J’ajoute que nous avons eu, ces dernières années, d’autres priorités, notamment celle d’avoir la couverture mondiale la plus complète pour un magazine horloger (papier), avec des licences-relais dans le monde entier, notamment en Suisse et en Chine, qui sont pour nous des éditions-clés. Ce résultat est maintenant atteint et personne ne peut contester notre succès...
« Plus important encore : nous avons préféré attendre que les tablettes iPad et Android soient suffisamment diffusées dans les pays anglophones pour créer une « masse critique » suffisante avant le lancement de notre édition numérique. C’est à la mode : on parle depuis des années de « numérique », mais pouvez-vous me citer un seul exemple de magazine dont la version numérique a éclipsé la version imprimée ?
Après avoir étudié le marché et les offres disponibles, je suis certain que nous proposons une déclinaison digitale nettement supérieure à celle des autres magazines horlogers : la version en ligne d’un de nos concurrents anglophones prend en moyenne 30 minutes pour être téléchargée (150 Mo) ! En utilisant les technologies déployées par Zinio, vous pouvez télécharger Digital Revolution en une minute. Leur version est payante (7,99 dollars), la nôtre est gratuite, alors que nous offrons le double de ce qu’ils proposent et que nos contenus sont plus originaux. Pour rassurer tout le monde, je précise que le numéro de mars sera nettement plus interactif que ce premier numéro...
••• Mais qu’est-ce qui est vraiment nouveau dans votre application et quelle est sa vraie valeur ajoutée numérique ?
••• Wei Koh (Revolution Press) : Cette année, au SIHH, vous pourrez rencontrer nos équipes vidéo, qui seront là pour interroger les différents patrons de marque sur leurs nouveautés 2012, avec beaucoup de créations dans la façon de présenter les montres (gros plans, ralentis). On va aussi innover pour montrer et faire entendre les répétitions minute et familiariser le public avec ces montres. Après chaque article de la version numérique, nos lecteurs pourrons facilement accéder aux vidéos correspondantes. L’idée est d’utiliser au maximum les facilités données par le numérique, en plaçant nos lecteurs face aux gens qui font les montres, avec tous les détails techniques nécessaires. Notre objectif reste le même : élever le niveau général d’éducation et de culture horlogères en ayant recours à tous les outils interactifs disponibles...

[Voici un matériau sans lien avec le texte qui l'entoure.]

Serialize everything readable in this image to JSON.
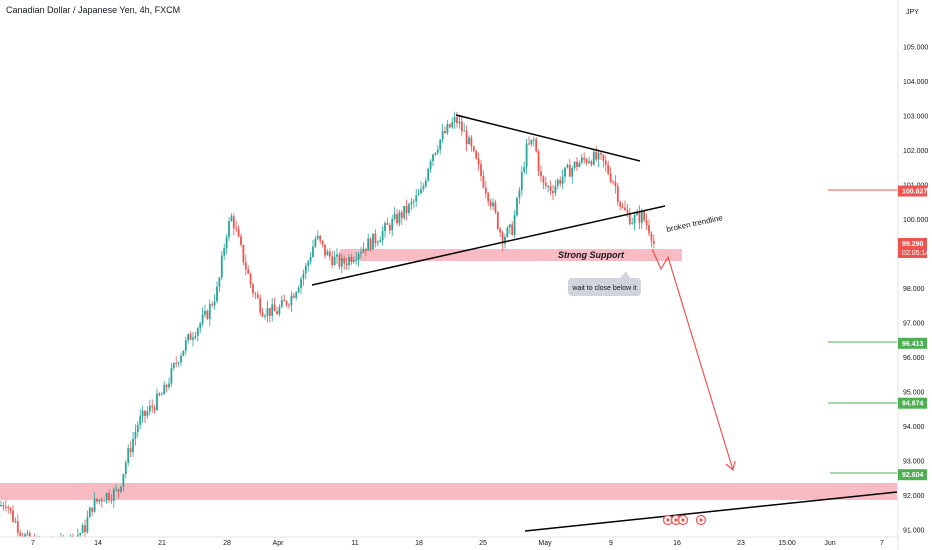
{
  "header": {
    "title": "Canadian Dollar / Japanese Yen, 4h, FXCM"
  },
  "colors": {
    "up": "#26a69a",
    "down": "#ef5350",
    "zone": "#f8bbc4",
    "red_line": "#ef5350",
    "green_line": "#4caf50",
    "trend": "#000000"
  },
  "chart_data": {
    "type": "candlestick",
    "currency": "JPY",
    "y_ticks": [
      "91.000",
      "92.000",
      "93.000",
      "94.000",
      "95.000",
      "96.000",
      "97.000",
      "98.000",
      "99.000",
      "100.000",
      "101.000",
      "102.000",
      "103.000",
      "104.000",
      "105.000"
    ],
    "y_range": [
      90.93,
      105.5
    ],
    "x_ticks": [
      "7",
      "14",
      "21",
      "28",
      "Apr",
      "11",
      "18",
      "25",
      "May",
      "9",
      "16",
      "23",
      "15:00",
      "Jun",
      "7"
    ],
    "price_labels": [
      {
        "text": "100.827",
        "value": 100.827,
        "color": "#ef5350"
      },
      {
        "text": "99.290",
        "sub": "02:05:14",
        "value": 99.29,
        "color": "#ef5350"
      },
      {
        "text": "96.413",
        "value": 96.413,
        "color": "#4caf50"
      },
      {
        "text": "94.674",
        "value": 94.674,
        "color": "#4caf50"
      },
      {
        "text": "92.604",
        "value": 92.604,
        "color": "#4caf50"
      }
    ],
    "annotations": {
      "strong_support": "Strong Support",
      "broken_trendline": "broken trendline",
      "wait_label": "wait to close below it"
    },
    "path_keypoints": [
      [
        0,
        91.7
      ],
      [
        6,
        91.85
      ],
      [
        12,
        91.4
      ],
      [
        20,
        91.0
      ],
      [
        30,
        90.6
      ],
      [
        60,
        90.5
      ],
      [
        84,
        91.0
      ],
      [
        92,
        91.7
      ],
      [
        104,
        92.0
      ],
      [
        118,
        92.1
      ],
      [
        126,
        93.0
      ],
      [
        138,
        94.1
      ],
      [
        150,
        94.5
      ],
      [
        164,
        95.0
      ],
      [
        178,
        96.0
      ],
      [
        192,
        96.7
      ],
      [
        206,
        97.2
      ],
      [
        218,
        98.0
      ],
      [
        226,
        99.6
      ],
      [
        232,
        100.1
      ],
      [
        240,
        99.2
      ],
      [
        252,
        98.0
      ],
      [
        262,
        97.4
      ],
      [
        276,
        97.3
      ],
      [
        292,
        97.8
      ],
      [
        306,
        98.6
      ],
      [
        316,
        99.5
      ],
      [
        326,
        99.0
      ],
      [
        342,
        98.7
      ],
      [
        358,
        99.1
      ],
      [
        374,
        99.4
      ],
      [
        392,
        99.9
      ],
      [
        408,
        100.3
      ],
      [
        422,
        100.8
      ],
      [
        430,
        101.8
      ],
      [
        442,
        102.4
      ],
      [
        456,
        102.9
      ],
      [
        466,
        102.4
      ],
      [
        478,
        101.5
      ],
      [
        490,
        100.6
      ],
      [
        502,
        99.5
      ],
      [
        512,
        99.7
      ],
      [
        518,
        100.6
      ],
      [
        526,
        102.0
      ],
      [
        534,
        102.3
      ],
      [
        542,
        101.0
      ],
      [
        552,
        100.9
      ],
      [
        564,
        101.3
      ],
      [
        576,
        101.6
      ],
      [
        590,
        101.8
      ],
      [
        602,
        101.7
      ],
      [
        614,
        101.1
      ],
      [
        622,
        100.3
      ],
      [
        632,
        100.0
      ],
      [
        642,
        100.1
      ],
      [
        650,
        99.7
      ],
      [
        655,
        99.29
      ]
    ]
  }
}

••• Pourquoi étiez-vous si pressés de lancer cette application, maintenant, avant d’avoir mis au point tous ces outils ?
••• Wei Koh (Revolution Press) : Chez Revolution, nous marchons à la passion. Les tablettes numériques tiennent aujourd’hui une telle place dans nos vies que nous avons voulu proposer une première expérience de magazine horloger digital digne de ce nom, en recrutant une équipe de vidéastes, de journalistes et d’artistes numériques dédiés à ce projet...
••• N’est-ce pas vous tirer une balle dans le pied que d’offrir gratuitement tous vos contenus, ce qui va mécaniquement réduire votre lectorat papier ?

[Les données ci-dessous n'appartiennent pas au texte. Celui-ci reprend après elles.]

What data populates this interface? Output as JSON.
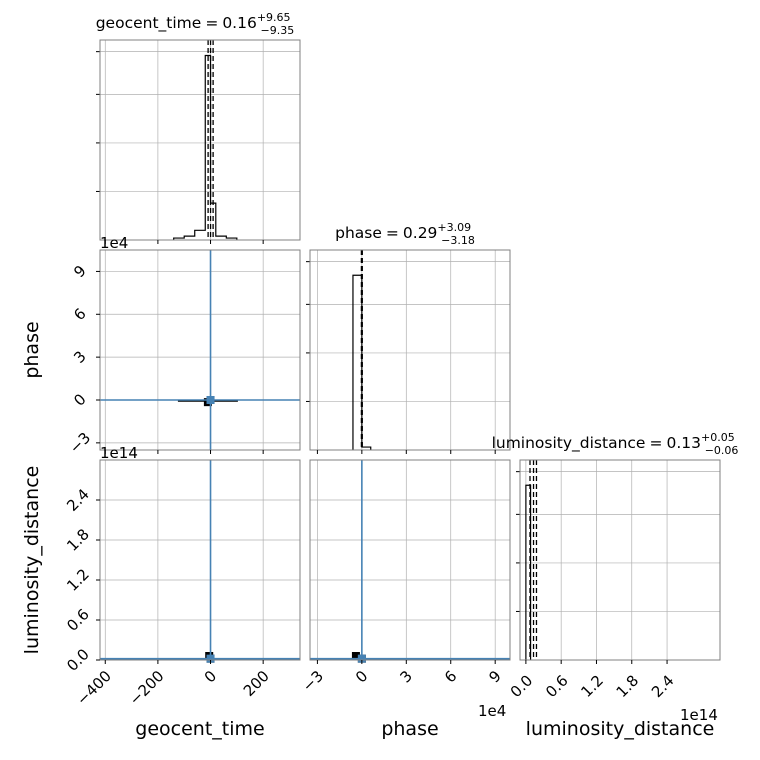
{
  "chart_data": [
    {
      "type": "histogram",
      "panel": "geocent_time",
      "title_parts": {
        "name": "geocent_time",
        "eq": "=",
        "value": "0.16",
        "plus": "+9.65",
        "minus": "−9.35"
      },
      "xlim": [
        -420,
        340
      ],
      "x_ticks": [
        -400,
        -200,
        0,
        200
      ],
      "bins": [
        {
          "x0": -140,
          "x1": -100,
          "y": 0.01
        },
        {
          "x0": -100,
          "x1": -60,
          "y": 0.02
        },
        {
          "x0": -60,
          "x1": -20,
          "y": 0.05
        },
        {
          "x0": -20,
          "x1": 0,
          "y": 0.95
        },
        {
          "x0": 0,
          "x1": 20,
          "y": 0.19
        },
        {
          "x0": 20,
          "x1": 60,
          "y": 0.02
        },
        {
          "x0": 60,
          "x1": 100,
          "y": 0.01
        }
      ],
      "ymax": 1.0,
      "quantiles": [
        -9.19,
        0.16,
        9.81
      ],
      "grid": true
    },
    {
      "type": "histogram",
      "panel": "phase",
      "title_parts": {
        "name": "phase",
        "eq": "=",
        "value": "0.29",
        "plus": "+3.09",
        "minus": "−3.18"
      },
      "xlim": [
        -3.5,
        10.0
      ],
      "x_ticks": [
        -3,
        0,
        3,
        6,
        9
      ],
      "x_offset": "1e4",
      "bins": [
        {
          "x0": -0.6,
          "x1": 0.0,
          "y": 0.9
        },
        {
          "x0": 0.0,
          "x1": 0.6,
          "y": 0.015
        }
      ],
      "ymax": 1.0,
      "quantiles": [
        -0.03,
        0.0,
        0.03
      ],
      "grid": true
    },
    {
      "type": "histogram",
      "panel": "luminosity_distance",
      "title_parts": {
        "name": "luminosity_distance",
        "eq": "=",
        "value": "0.13",
        "plus": "+0.05",
        "minus": "−0.06"
      },
      "xlim": [
        -0.1,
        3.3
      ],
      "x_ticks": [
        0.0,
        0.6,
        1.2,
        1.8,
        2.4
      ],
      "x_tick_labels": [
        "0.0",
        "0.6",
        "1.2",
        "1.8",
        "2.4"
      ],
      "x_offset": "1e14",
      "bins": [
        {
          "x0": 0.0,
          "x1": 0.08,
          "y": 0.9
        }
      ],
      "ymax": 1.0,
      "quantiles": [
        0.07,
        0.13,
        0.18
      ],
      "grid": true
    },
    {
      "type": "scatter",
      "panel": "phase vs geocent_time",
      "xlim": [
        -420,
        340
      ],
      "ylim": [
        -3.5,
        10.5
      ],
      "y_ticks": [
        -3,
        0,
        3,
        6,
        9
      ],
      "y_offset": "1e4",
      "truth": {
        "x": 0,
        "y": 0
      },
      "density_points": [
        {
          "x": -10,
          "y": -0.15
        },
        {
          "x": 0,
          "y": 0
        }
      ],
      "grid": true
    },
    {
      "type": "scatter",
      "panel": "luminosity_distance vs geocent_time",
      "xlim": [
        -420,
        340
      ],
      "ylim": [
        0,
        3.0
      ],
      "y_ticks": [
        0.0,
        0.6,
        1.2,
        1.8,
        2.4
      ],
      "y_tick_labels": [
        "0.0",
        "0.6",
        "1.2",
        "1.8",
        "2.4"
      ],
      "y_offset": "1e14",
      "truth": {
        "x": 0,
        "y": 0.02
      },
      "density_points": [
        {
          "x": -5,
          "y": 0.06
        },
        {
          "x": 0,
          "y": 0.02
        }
      ],
      "grid": true
    },
    {
      "type": "scatter",
      "panel": "luminosity_distance vs phase",
      "xlim": [
        -3.5,
        10.0
      ],
      "ylim": [
        0,
        3.0
      ],
      "truth": {
        "x": 0,
        "y": 0.02
      },
      "density_points": [
        {
          "x": -0.4,
          "y": 0.06
        },
        {
          "x": 0,
          "y": 0.02
        }
      ],
      "grid": true
    }
  ],
  "axis_labels": {
    "x_bottom": [
      "geocent_time",
      "phase",
      "luminosity_distance"
    ],
    "y_left": [
      "phase",
      "luminosity_distance"
    ]
  },
  "colors": {
    "truth": "#4682b4",
    "hist": "#000000",
    "grid": "#b0b0b0",
    "frame": "#808080"
  }
}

••• Wei Koh (Revolution Press) : Je ne le pense pas. Notre wDigital Revolution a un objectif clair : créer le plus important lectorat du monde pour un magazine de lifestyle horloger. Dans ce but, nous supprimons les barrières entre les lecteurs (potentiels) et des contenus créatifs qui nous ont demandé beaucoup de temps, d’énergie et de ressources.

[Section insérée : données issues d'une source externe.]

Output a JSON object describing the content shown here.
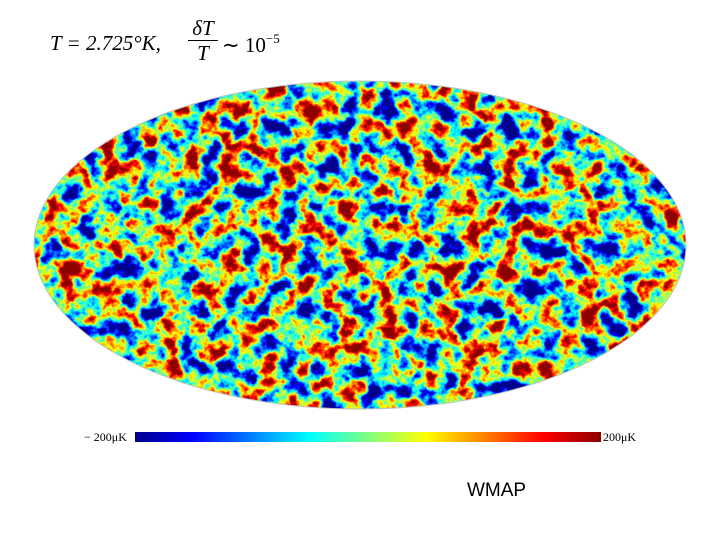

• Première barrière : plus d’attente ; en un clic, vous avez tout le magazine sur votre iPad (vitesse de téléchargement).
• Seconde barrière : le prix ; c’est gratuit ! Là, l’effet de la « révolution digitale » a été instantané : dès le premier jour, il a fallu rajouter de la bande passante sur le serveur hôte de Digital Revolution, qui était pris d’assaut. Nous sommes les best-sellers sur un site qui héberge tout de même Top Gear, Evo, Vogue ou Esquire. Tout ce qui nous intéresse, c’est de toucher avec « Revo Digital » un nouveau public, très différent de celui des collectionneurs de montres. Avec un vecteur numérique, nous touchons la nouvelle génération des digital natives, qui ont les moyens de s’acheter des montres mais qui ne sont pas encore des spécialistes.
Notre mission est de les convertir et de les transformer en futurs clients des marques d’horlogerie, pour accroître encore la popularité des montres mécaniques : c’est l’horizon stratégique de Revolution Digital. Pourquoi l’offrir gratuitement ? Pour la beauté du geste, parce que nous sommes des « évangélistes » et nous prêchons la beauté et les richesses de la montre mécanique, en souhaitant que notre discours, nos images et nos idées se propagent aussi loin que possible partout dans le monde...
••• Et ce qui va tout aussi mécaniquement réduire le nombre de vos annonceurs dans la version imprimée ?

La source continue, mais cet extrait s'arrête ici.